On a frigid crystalline morning in January, the students of Earl Beatty Junior and Senior Public School in Toronto gather for an assembly. The sun coming through the gym's high windows makes suspended bits of dust shimmer as Michelle Amerie wheels up to the front of the room. The kids—four to 14-year-olds—squirm and fidget while Andrew, a representative from the MS Read-A-Thon, explains multiple sclerosis and introduces Michelle. But once she starts to talk—in a great big voice that doesn't quite match her slight frame—she has every pair of eyes upon her. Rolling her chair up and down the aisle formed between the 600 kids sitting on the gym floor, Michelle uses humour and her own body to bring an abstract two-letter disease to life.

Wheeling right up to one student, she says, "If I sneeze on you, will you catch MS?" "Noooo," laughs the little girl and a few of her friends. Then two girls a few rows over pipe up. "Do you live with somebody?" asks one. "And can you have a baby?" asks the other. Michelle doesn't miss a beat. "Yes, I live with someone and sure, I could have a baby. But I don't want a baby. I have fish instead." Michelle's light tone and smile let the kids know that they can smile at this, too.

"The children have such a different understanding when they get to see someone like Michelle living with MS," says Valerie Weddell, supervisor of the MS Read-A-Thon in Ontario. "You can see it in their eyes." But Michelle's appeal isn't bound to her illness. "There is a presence about Michelle that you don't find in a lot of people," Weddell says. "Seeing her address a group of kids is a pretty awesome experience." The students of Earl Beatty clearly think so. They stare raptly when Michelle gets Andrew to help her stand up in front of her chair, they giggle when she says that she cooks using a microwave and a telephone (pizza!) and they clap and cheer when she wraps up her presentation by telling the kids that by just reading, they can make a real difference.

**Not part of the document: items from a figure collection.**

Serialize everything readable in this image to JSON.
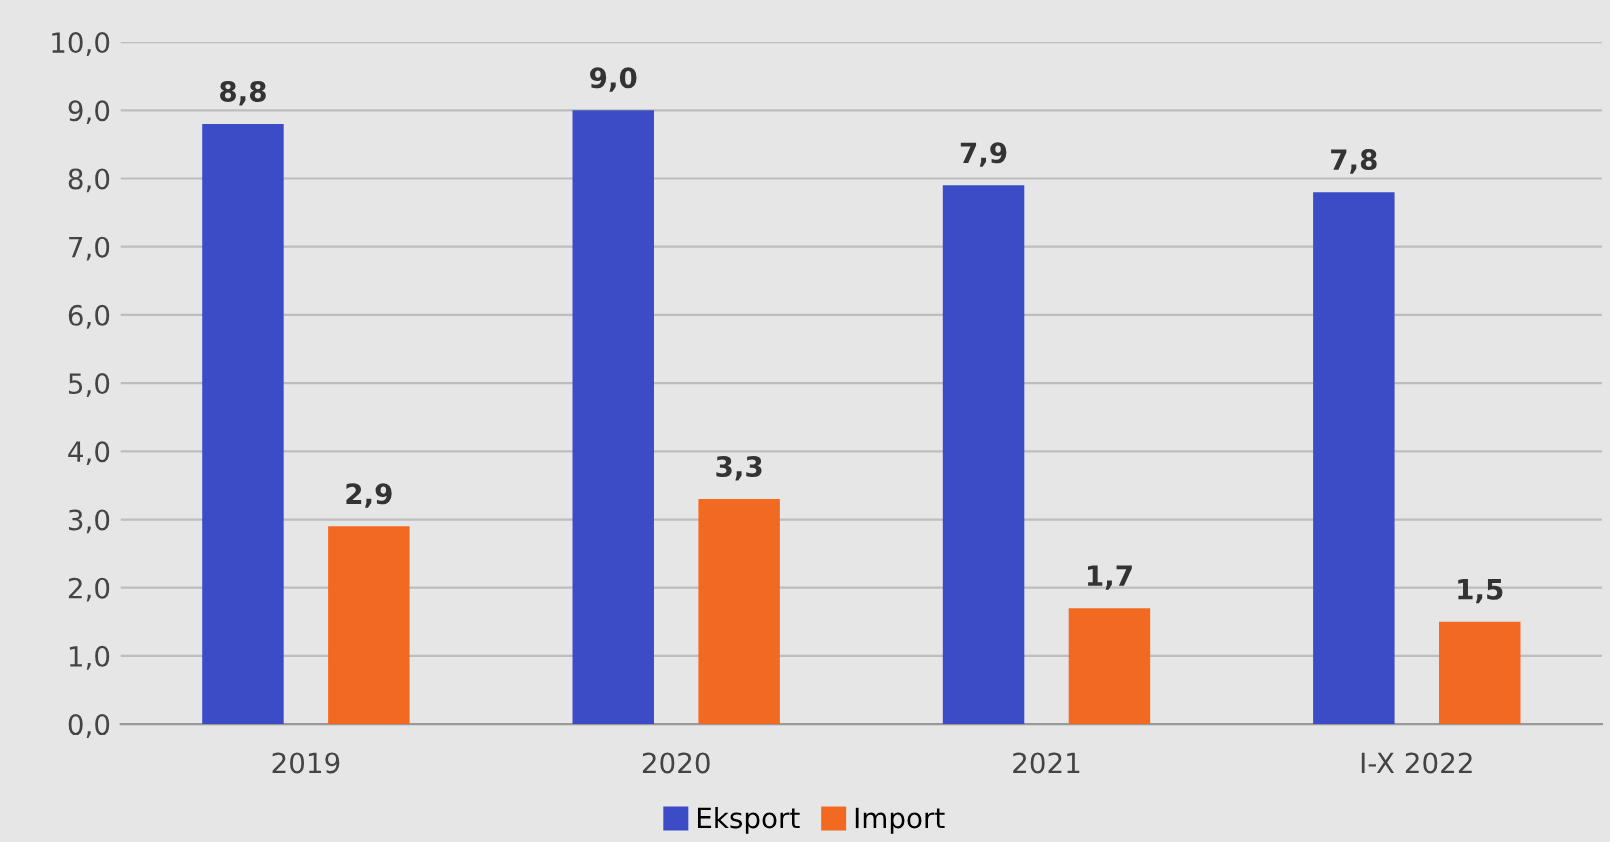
{
  "chart_data": {
    "type": "bar",
    "categories": [
      "2019",
      "2020",
      "2021",
      "I-X 2022"
    ],
    "series": [
      {
        "name": "Eksport",
        "color": "#3b4cc6",
        "values": [
          8.8,
          9.0,
          7.9,
          7.8
        ],
        "value_labels": [
          "8,8",
          "9,0",
          "7,9",
          "7,8"
        ]
      },
      {
        "name": "Import",
        "color": "#f26a22",
        "values": [
          2.9,
          3.3,
          1.7,
          1.5
        ],
        "value_labels": [
          "2,9",
          "3,3",
          "1,7",
          "1,5"
        ]
      }
    ],
    "ylim": [
      0,
      10
    ],
    "yticks": [
      {
        "value": 0,
        "label": "0,0"
      },
      {
        "value": 1,
        "label": "1,0"
      },
      {
        "value": 2,
        "label": "2,0"
      },
      {
        "value": 3,
        "label": "3,0"
      },
      {
        "value": 4,
        "label": "4,0"
      },
      {
        "value": 5,
        "label": "5,0"
      },
      {
        "value": 6,
        "label": "6,0"
      },
      {
        "value": 7,
        "label": "7,0"
      },
      {
        "value": 8,
        "label": "8,0"
      },
      {
        "value": 9,
        "label": "9,0"
      },
      {
        "value": 10,
        "label": "10,0"
      }
    ],
    "grid": "y",
    "legend": "bottom"
  }
}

Michelle's been visiting several schools each year for the past six years—and the annual event has special resonance for her. When she was a child sitting in a gym like the one at Earl Beatty, she couldn't know that she would end up with MS; nevertheless, at age 13, she held the record for raising the most funds during her own school's Read-A-Thon.

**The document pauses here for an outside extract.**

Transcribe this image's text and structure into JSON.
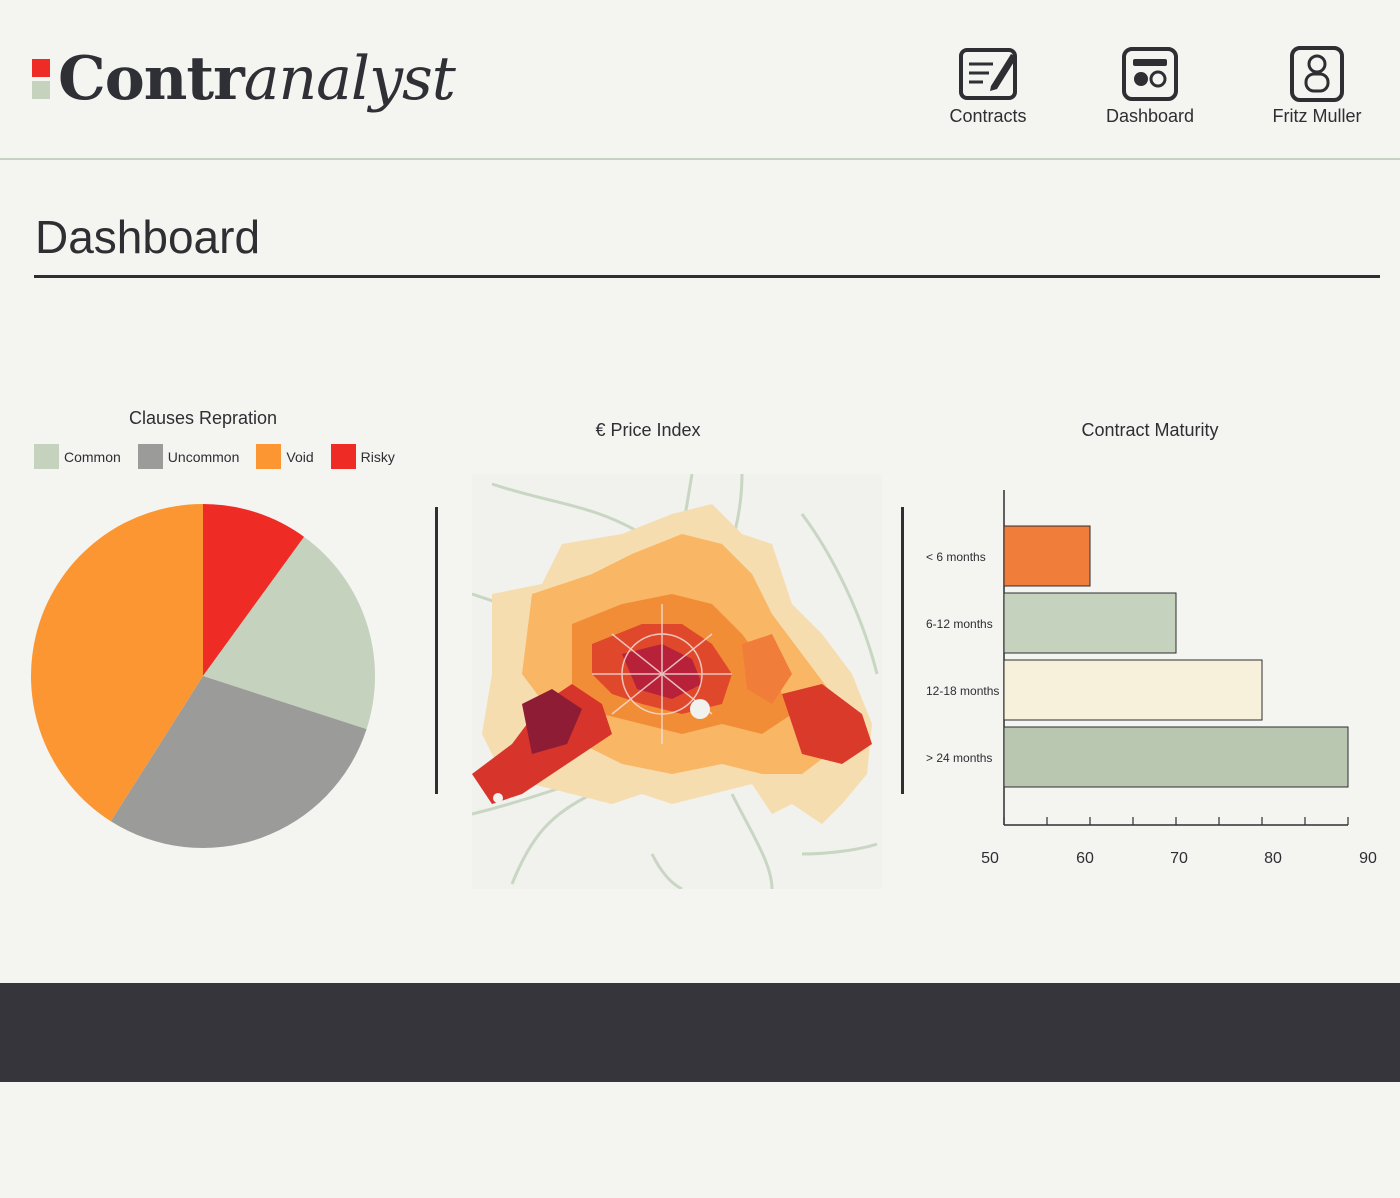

It was three years later, when Michelle was 16, that her symptoms began to show up. "I woke up one morning with double vision," she says. "They thought I had a brain tumour, they thought I had diabetes, they thought I had meningitis." Eight months later, Michelle woke up and the double vision was gone. It hasn't been back since, but other things started to happen. "When I was 18, my legs started to drag and my co-ordination went all funny. But the problems would come and go because I was still in the relapsing-remitting stage of MS, although I didn't know it."